A chimpanzee’s ability to learn is drastically reduced upon reaching maturity. But baby chimps…

babymimic

Baby chimps will eagerly mimic a human caretaker – sticking out their tongues, opening their mouth wide, or making their best effort at a kissy face. Not only is the basic mechanism of learning there (imitation), it appears to be very focused on social relationship. And this ability decreases with age! It seems that the retention of juvenile traits is not the burden it appears at first.

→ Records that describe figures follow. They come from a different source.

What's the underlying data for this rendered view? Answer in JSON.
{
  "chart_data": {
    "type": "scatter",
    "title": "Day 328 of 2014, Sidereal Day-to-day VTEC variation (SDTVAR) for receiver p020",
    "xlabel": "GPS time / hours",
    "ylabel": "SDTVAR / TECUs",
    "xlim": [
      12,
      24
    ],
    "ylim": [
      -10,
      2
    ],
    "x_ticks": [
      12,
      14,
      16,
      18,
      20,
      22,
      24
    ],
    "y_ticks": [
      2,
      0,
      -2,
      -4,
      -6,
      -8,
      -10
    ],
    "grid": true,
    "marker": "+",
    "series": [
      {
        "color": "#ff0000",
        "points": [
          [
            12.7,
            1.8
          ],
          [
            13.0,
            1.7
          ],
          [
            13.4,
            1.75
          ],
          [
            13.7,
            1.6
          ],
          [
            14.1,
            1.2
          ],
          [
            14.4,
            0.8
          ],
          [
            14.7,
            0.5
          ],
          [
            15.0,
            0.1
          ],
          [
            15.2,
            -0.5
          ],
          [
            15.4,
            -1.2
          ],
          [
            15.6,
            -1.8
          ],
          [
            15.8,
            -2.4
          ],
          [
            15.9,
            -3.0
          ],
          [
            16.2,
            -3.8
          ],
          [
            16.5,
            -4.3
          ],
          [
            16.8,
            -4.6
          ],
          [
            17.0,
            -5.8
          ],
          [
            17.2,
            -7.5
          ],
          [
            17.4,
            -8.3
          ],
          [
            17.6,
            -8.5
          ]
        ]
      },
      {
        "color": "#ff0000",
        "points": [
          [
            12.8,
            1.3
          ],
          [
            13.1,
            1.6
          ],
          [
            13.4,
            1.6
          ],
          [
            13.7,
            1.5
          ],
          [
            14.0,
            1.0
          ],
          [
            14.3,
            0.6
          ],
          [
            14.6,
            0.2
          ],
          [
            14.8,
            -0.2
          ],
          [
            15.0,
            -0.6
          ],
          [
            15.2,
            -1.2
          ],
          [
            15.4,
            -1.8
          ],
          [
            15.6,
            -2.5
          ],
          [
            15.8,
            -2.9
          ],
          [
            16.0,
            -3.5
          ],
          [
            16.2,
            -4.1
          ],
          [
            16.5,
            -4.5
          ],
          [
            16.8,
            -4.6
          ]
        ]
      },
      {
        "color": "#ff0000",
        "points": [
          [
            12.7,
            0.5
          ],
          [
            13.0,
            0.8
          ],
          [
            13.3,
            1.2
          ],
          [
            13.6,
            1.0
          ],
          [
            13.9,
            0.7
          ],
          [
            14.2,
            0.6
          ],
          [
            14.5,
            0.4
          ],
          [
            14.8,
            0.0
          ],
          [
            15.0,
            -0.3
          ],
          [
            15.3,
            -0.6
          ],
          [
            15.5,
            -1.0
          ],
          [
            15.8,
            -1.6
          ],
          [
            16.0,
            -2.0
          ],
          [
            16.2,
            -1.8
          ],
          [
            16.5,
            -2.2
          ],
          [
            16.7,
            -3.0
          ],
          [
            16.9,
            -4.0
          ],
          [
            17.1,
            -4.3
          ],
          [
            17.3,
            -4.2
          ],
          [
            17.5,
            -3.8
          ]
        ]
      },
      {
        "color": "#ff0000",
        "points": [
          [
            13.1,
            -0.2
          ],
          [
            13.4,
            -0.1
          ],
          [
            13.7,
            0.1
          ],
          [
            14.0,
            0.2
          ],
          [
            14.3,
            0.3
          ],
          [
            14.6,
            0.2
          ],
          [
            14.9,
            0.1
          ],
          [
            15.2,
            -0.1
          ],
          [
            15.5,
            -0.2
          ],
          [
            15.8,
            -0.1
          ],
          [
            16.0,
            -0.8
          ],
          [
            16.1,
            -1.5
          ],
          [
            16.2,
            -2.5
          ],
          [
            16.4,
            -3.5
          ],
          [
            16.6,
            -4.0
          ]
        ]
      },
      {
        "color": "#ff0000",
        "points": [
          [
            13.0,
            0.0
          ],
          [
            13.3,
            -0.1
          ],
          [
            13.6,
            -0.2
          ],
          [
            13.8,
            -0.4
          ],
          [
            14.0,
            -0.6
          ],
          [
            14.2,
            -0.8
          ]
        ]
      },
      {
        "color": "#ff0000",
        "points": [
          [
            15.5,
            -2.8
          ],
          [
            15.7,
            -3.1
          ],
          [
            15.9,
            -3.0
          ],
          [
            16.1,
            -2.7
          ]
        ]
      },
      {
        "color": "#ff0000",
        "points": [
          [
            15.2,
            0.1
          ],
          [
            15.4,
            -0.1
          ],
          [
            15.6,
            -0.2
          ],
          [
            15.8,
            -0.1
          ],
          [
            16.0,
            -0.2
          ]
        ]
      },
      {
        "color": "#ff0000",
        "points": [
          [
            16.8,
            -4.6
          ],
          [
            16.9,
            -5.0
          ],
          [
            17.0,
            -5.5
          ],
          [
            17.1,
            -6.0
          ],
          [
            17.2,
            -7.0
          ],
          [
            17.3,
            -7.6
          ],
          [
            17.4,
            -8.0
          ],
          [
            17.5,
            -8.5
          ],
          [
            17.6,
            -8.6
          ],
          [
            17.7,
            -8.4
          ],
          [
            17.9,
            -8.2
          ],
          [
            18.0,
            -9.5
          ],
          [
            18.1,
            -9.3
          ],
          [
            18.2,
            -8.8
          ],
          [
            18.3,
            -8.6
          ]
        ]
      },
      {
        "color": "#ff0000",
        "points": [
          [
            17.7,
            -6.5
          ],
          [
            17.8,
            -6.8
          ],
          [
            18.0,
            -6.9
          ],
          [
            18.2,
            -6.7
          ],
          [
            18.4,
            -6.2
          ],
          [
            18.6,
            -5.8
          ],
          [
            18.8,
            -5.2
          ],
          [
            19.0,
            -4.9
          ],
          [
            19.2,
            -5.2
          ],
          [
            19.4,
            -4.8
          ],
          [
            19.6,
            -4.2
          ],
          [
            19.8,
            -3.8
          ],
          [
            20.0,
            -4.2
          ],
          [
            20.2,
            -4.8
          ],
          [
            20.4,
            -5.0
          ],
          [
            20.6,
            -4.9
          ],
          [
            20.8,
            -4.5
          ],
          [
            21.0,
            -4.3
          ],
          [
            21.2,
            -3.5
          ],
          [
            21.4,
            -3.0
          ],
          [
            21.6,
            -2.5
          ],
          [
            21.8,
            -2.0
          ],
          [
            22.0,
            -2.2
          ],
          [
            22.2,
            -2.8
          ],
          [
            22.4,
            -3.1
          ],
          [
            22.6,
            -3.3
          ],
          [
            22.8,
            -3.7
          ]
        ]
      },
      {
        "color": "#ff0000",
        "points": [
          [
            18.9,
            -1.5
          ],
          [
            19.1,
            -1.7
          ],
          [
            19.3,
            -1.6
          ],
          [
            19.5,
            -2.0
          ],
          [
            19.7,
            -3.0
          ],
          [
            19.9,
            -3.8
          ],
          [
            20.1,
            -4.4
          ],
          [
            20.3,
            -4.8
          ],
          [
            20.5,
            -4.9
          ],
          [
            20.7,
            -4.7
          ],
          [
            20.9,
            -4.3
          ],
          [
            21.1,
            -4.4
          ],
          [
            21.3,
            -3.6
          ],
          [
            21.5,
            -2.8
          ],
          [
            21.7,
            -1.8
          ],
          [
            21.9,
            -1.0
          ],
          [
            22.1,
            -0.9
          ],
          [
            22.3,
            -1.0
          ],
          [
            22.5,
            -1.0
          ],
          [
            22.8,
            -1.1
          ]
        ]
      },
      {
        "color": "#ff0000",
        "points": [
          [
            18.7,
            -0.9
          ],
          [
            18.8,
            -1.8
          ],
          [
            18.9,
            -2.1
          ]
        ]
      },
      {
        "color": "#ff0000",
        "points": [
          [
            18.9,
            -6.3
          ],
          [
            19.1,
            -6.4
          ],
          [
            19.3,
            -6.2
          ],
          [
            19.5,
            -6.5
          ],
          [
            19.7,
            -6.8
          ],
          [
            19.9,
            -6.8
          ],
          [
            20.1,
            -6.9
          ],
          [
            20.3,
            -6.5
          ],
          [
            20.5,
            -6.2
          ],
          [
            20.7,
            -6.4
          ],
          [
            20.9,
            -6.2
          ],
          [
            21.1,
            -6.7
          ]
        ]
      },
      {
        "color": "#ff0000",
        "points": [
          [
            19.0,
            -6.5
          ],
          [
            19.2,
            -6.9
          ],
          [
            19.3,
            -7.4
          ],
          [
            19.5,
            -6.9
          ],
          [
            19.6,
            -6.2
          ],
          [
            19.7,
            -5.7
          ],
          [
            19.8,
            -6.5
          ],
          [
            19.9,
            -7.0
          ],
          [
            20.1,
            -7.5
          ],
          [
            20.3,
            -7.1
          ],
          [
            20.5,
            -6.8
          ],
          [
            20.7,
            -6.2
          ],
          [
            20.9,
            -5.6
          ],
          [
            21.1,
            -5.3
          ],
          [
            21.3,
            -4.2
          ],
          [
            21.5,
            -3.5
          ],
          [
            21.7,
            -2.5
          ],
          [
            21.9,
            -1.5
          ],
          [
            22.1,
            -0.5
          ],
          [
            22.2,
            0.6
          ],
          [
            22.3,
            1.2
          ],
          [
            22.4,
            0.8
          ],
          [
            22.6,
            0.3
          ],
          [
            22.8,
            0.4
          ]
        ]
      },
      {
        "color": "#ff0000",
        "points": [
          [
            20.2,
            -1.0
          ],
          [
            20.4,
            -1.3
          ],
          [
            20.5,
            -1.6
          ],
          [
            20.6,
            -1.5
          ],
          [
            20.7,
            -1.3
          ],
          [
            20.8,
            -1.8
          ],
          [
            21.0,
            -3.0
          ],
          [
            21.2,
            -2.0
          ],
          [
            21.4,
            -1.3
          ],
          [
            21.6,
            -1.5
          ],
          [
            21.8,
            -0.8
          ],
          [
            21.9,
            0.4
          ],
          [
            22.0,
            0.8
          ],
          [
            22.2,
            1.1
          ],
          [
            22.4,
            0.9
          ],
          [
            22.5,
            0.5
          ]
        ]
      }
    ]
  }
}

So the origin of humanity? Well, it’s still up in the air. But I think it’s incredibly likely that we literally changed ourselves – that living together created environmental pressures (namely social ones) that selected for behaviour in an incredibly complex manner, where the ability to learn and social skills were valued and led to reproductive success. All too often we look for outside pressures in evolution, when some of the most magnificent examples (like the plumage and mating rituals of birds of paradise) are simply a result of everyone agreeing to play an elaborate game.